In this context of political outrage, you’d think love/out-of-love songs like “Starlight” or “Map of the Problematique” would sit awkwardly, but Muse’s approach to love is as theatrical and underlined as the band’s approach to politics. Maybe it’s over-exposure, but most agit-pop that seeks to express outrage through bombast somehow is survived more by its feeling than by the content but lyrics like those from the incendiary opener “Take a Bow” (“You corrupt & bring corruption to all that you touch… cast a spell on the country you run… you will burn in hell for your sins”) - or the call to “Aim, shoot, kill your leaders” on “Assassin” - are likely to peg the album to its time fairly tightly. Instead, the pianistic virtuosity has been somewhat replaced by orchestral-melded electronic synths, disco-goth beats, and political truisms. Perfection of something as yet half-formed? Not quite, since Black Holes doesn’t have a supermassive hit like “Muscle Museum” or “Sing For Absolution” - and Muse’s MOA is generic enough to promise a continued generation of the kind of orchestral hard rock anthems that has characterized Showbiz, Origin of Symmetry and Absolution. Yeah, black holes, revelations.Īlbum number four from the other Oxford band finds Muse not so much pushing forward as exploring edges of an already established sound.
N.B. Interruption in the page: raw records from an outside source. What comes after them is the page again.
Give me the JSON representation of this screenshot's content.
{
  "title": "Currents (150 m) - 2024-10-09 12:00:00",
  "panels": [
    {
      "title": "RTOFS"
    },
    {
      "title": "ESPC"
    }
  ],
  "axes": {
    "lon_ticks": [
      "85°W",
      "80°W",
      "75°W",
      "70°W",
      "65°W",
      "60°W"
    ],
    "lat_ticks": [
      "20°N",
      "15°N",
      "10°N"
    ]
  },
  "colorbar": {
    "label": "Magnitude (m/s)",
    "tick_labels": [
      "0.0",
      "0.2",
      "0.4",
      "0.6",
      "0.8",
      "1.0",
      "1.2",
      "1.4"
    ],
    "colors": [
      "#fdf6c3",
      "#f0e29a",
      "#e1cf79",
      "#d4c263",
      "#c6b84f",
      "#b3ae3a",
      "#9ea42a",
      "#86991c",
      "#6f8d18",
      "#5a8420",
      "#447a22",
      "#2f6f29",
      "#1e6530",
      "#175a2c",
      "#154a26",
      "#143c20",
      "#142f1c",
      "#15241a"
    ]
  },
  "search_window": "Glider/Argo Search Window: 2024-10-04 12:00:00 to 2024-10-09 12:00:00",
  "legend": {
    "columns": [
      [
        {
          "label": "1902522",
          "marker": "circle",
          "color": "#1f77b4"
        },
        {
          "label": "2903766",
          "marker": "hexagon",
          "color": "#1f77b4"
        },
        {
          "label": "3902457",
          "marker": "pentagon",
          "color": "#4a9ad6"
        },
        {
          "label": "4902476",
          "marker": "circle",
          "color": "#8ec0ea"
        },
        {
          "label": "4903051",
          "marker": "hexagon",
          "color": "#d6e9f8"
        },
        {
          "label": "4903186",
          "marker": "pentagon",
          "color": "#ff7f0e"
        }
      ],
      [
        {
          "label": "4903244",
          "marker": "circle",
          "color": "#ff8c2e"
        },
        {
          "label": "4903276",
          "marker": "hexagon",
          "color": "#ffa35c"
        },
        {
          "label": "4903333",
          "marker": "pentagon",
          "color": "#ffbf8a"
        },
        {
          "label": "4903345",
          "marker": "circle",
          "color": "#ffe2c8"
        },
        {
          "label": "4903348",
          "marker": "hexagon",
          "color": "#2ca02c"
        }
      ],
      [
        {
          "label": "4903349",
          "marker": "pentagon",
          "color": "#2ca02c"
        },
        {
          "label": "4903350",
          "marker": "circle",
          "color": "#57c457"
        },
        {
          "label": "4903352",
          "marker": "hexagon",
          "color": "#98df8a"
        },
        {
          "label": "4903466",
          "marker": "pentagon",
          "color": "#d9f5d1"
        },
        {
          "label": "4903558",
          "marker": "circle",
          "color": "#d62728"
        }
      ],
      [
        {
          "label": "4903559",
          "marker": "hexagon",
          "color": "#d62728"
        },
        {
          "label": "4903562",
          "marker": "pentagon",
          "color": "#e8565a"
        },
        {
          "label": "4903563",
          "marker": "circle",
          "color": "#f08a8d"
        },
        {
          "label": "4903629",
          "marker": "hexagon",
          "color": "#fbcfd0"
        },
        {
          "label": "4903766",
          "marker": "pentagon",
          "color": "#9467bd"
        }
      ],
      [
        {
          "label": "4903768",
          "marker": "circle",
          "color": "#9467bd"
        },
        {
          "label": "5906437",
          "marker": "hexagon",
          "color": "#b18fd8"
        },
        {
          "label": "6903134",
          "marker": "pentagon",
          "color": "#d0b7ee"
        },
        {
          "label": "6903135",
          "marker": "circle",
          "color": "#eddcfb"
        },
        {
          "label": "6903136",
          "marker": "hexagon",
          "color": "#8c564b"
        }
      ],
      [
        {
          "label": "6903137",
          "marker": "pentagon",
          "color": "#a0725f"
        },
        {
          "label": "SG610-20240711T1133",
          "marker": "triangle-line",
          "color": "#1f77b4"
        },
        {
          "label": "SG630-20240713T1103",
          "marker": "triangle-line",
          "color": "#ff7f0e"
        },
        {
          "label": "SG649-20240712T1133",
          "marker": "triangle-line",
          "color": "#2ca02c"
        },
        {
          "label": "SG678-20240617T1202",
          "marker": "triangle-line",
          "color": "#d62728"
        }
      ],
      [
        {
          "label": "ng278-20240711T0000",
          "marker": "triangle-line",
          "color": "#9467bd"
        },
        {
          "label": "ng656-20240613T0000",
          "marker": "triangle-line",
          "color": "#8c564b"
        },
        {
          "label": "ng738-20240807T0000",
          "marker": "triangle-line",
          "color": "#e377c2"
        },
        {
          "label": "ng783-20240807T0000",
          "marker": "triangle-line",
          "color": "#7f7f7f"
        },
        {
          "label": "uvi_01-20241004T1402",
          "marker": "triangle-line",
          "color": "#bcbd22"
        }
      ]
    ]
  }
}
Muse black holes and revelations starlight free#

Muse has been all of these things over the course of its history, and the band is free now to relax into its songs, comfortable with melodic tropes and familiar, apocalyptic imagery. Of course Mars is an appropriate planet for a Muse-led soundtrack - combative, belligerent and ultimately glorious. That’s true - August 27, 2006, Earth - Mars = 34,649,589 miles, closest for the next 60,000 years at least, a moon-bright, red ball of fierce bravado. You may have received the email forward: This month and next, Earth is catching up with Mars in an encounter that will culminate in the closest approach between the two planets in recorded history. Call it good timing: but the photograph on the inside cover of the new Muse album shows a magnified image of Mars.